Students speaking English as a second language add a valued diversity to Halifax, but there are burdens that come with immigrating to this seaside city. "It's very hard to integrate," says Diallo.

Yousef Alsharari is another current CLLC student who shares a similar view.

"Some of my friends stuck with their group. They might not have any problem with writing but when they speak they say 'Why have I forgotten this word?' because they don't practice."

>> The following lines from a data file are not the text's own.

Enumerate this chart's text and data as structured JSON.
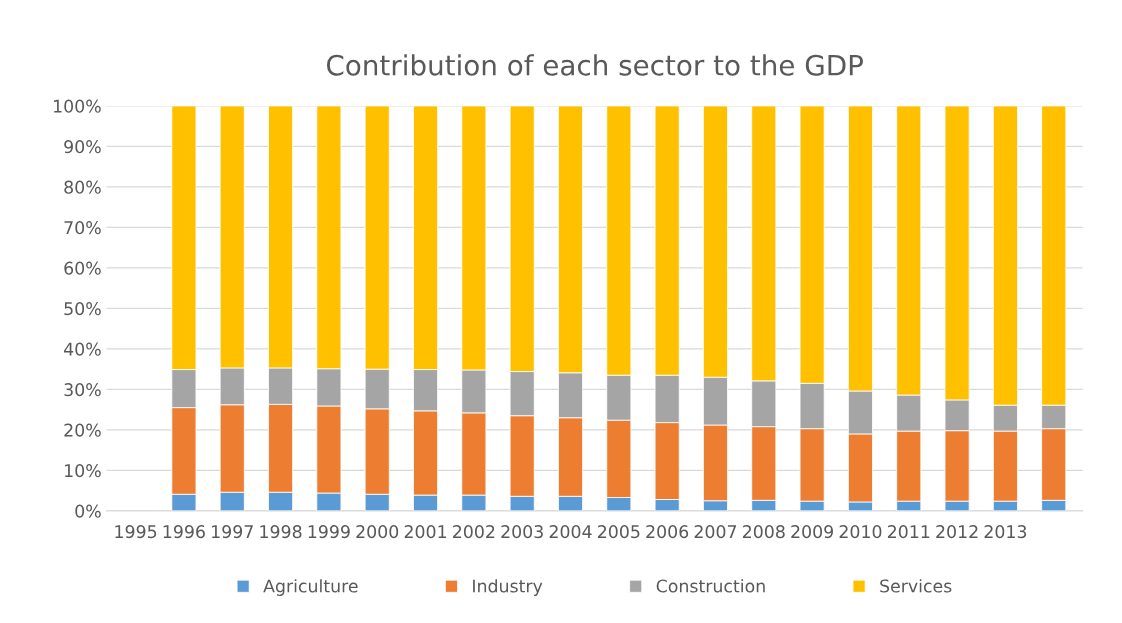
{
  "chart_data": {
    "type": "bar",
    "title": "Contribution of each sector to the GDP",
    "stacked": true,
    "categories": [
      "1995",
      "1996",
      "1997",
      "1998",
      "1999",
      "2000",
      "2001",
      "2002",
      "2003",
      "2004",
      "2005",
      "2006",
      "2007",
      "2008",
      "2009",
      "2010",
      "2011",
      "2012",
      "2013",
      null
    ],
    "series": [
      {
        "name": "Agriculture",
        "color": "#5b9bd5",
        "values": [
          null,
          4.1,
          4.6,
          4.6,
          4.4,
          4.1,
          3.9,
          3.9,
          3.6,
          3.6,
          3.3,
          2.8,
          2.5,
          2.6,
          2.4,
          2.2,
          2.4,
          2.4,
          2.4,
          2.6
        ]
      },
      {
        "name": "Industry",
        "color": "#ed7d31",
        "values": [
          null,
          21.4,
          21.6,
          21.7,
          21.5,
          21.1,
          20.8,
          20.3,
          19.9,
          19.4,
          19.1,
          19.0,
          18.7,
          18.2,
          17.9,
          16.8,
          17.3,
          17.4,
          17.3,
          17.7
        ]
      },
      {
        "name": "Construction",
        "color": "#a5a5a5",
        "values": [
          null,
          9.4,
          9.1,
          9.0,
          9.2,
          9.8,
          10.2,
          10.6,
          10.9,
          11.1,
          11.1,
          11.7,
          11.8,
          11.3,
          11.2,
          10.6,
          8.9,
          7.6,
          6.4,
          5.8
        ]
      },
      {
        "name": "Services",
        "color": "#ffc000",
        "values": [
          null,
          65.1,
          64.7,
          64.7,
          64.9,
          65.0,
          65.1,
          65.2,
          65.6,
          65.9,
          66.5,
          66.5,
          67.0,
          67.9,
          68.5,
          70.4,
          71.4,
          72.6,
          73.9,
          73.9
        ]
      }
    ],
    "ylim": [
      0,
      100
    ],
    "yticks": [
      {
        "value": 0,
        "label": "0%"
      },
      {
        "value": 10,
        "label": "10%"
      },
      {
        "value": 20,
        "label": "20%"
      },
      {
        "value": 30,
        "label": "30%"
      },
      {
        "value": 40,
        "label": "40%"
      },
      {
        "value": 50,
        "label": "50%"
      },
      {
        "value": 60,
        "label": "60%"
      },
      {
        "value": 70,
        "label": "70%"
      },
      {
        "value": 80,
        "label": "80%"
      },
      {
        "value": 90,
        "label": "90%"
      },
      {
        "value": 100,
        "label": "100%"
      }
    ],
    "grid": "y",
    "legend": "bottom"
  }
}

Despite the difficulty in integration, for many it's easier to learn English here. Halifax is a great ESL city not only because the locals are so friendly, but because of the city's smaller size. It's a place where the majority of people speak English, and it isn't large enough for foreign language speakers to easily retreat to groups that use their mother tongue. Alsharari opts to take advantage of these perks in his social life.

"For me I try to go with my friends who are not from Saudi Arabia," he says. "People here have the best behaviour...I love the activities and festivals."

Immersion is key for ESL students, in Halifax and elsewhere. Practice makes perfect.

"Anything you don't use, you lose," says Alsharari.

When asked about what he sees as the greatest difficulties for ESL students upon immigrating to Halifax, Tobin says it's "culture shock and homesickness." Many new students often choose to spend time with those who speak their first language rather than mingling, and a few even grapple with depression upon arrival. That's in addition to the $2,000 to $3,000 a month some students are paying just to live and learn here.

To help ease the transition, programs like those at the CLLC try to offer an engaging place where students can improve their English skills, but also find a welcoming, focused version of Halifax's motivating melting pot.

"It encourages people to be proud of where they're from and learn about other cultures," says Tobin, "the best part is the connection."

According to Alsharari, the CLLC offers a comforting welcome to new students learning to live and speak in Canada. Sometimes, that's all the difference to feeling at home.

"They are my family here," he says. "Sometimes I have a bad time, and when I needed their help...I found it."